夫が亡くなり20年、必死に生きてきました…退職金600万円・65歳女性、年金事務所で知る「遺族年金ゼロ」の衝撃事実に「何かの間違いでは?」 (※写真はイメージです/PIXTA)

年金生活突入で知る「遺族厚生年金はゼロ」の事実

これからは年金生活。洋子さん、厚生年金は月7.7万円。併給の老齢基礎年金と合わせて月14.5万円程度を受け取れる計算です。さらに遺族年金。月25万円程度になるのかな……そんなことをぼんやりと思って、年金事務所に手続きにいったとか。そこで想定外の事実を知らされます。
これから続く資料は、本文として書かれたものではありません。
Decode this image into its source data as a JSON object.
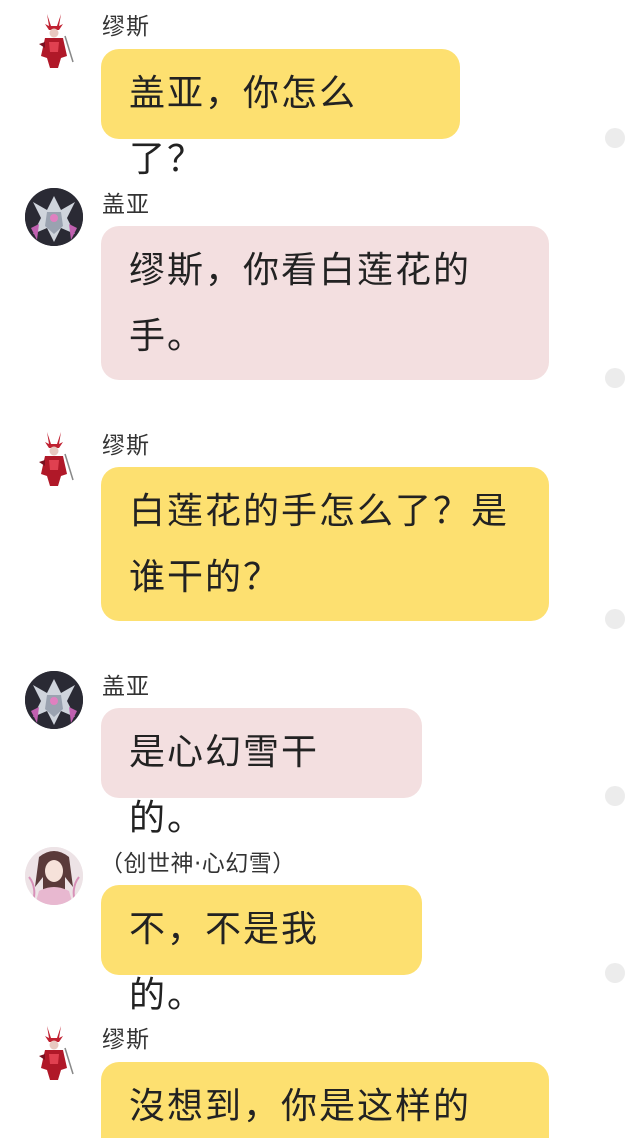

遺族厚生年金の考え方をまったく間違えていました。

 

65歳以上で老齢厚生年金を受け取る権利者が、配偶者の死亡による遺族厚生年金を受け取るときは、「死亡した人の老齢厚生年金の報酬比例部分の4分の3の額」と「死亡した人の老齢厚生年金の報酬比例部分の額の2分の1の額と自身の老齢厚生年金の額の2分の1の額を合算した額」を比較し、高いほうが遺族厚生年金となり、洋子さんの場合、65歳から受け取れる遺族厚生年金は月7万円程度になります。

 

さらに老齢厚生年金をもらう権利のある人は、まず老齢厚生年金は全額支給。遺族厚生年金は「遺族厚生年金-老齢厚生年金」の差額分だけ上乗せされます。つまり老齢厚生年金のほうが大きい場合は、「遺族厚生年金はゼロ円」ということになり、洋子さんの場合も同様。65歳以上にもらえる年金額は、自身の年金額、月14.5万円程度ということになります。

 

――えっ、遺族年金、ゼロですか?

 

夫が亡くなり20年の間、ずっと夫の遺族年金に支えられてきた、それなのに、突然ゼロ円って……要kさん、思わず、年金事務所で大きな声を出してしまったといいます。

 

――夫が亡くなり20年間、必死で生きてきました。そして今回、遺族年金がとうとうゼロ円に……もう夫の力は借りずに生きていけ、ということなんですかね

 

子どもたちはそれぞれが家庭を持ち、長男夫婦との間には初孫も。今後、子どもたちを頼りにすることもできませんし、自身の年金月14万円強では安心もできません。

 

――週に3回くらい、パートか何か……

 

洋子さん、現在、自宅近くで仕事を探しているといいます。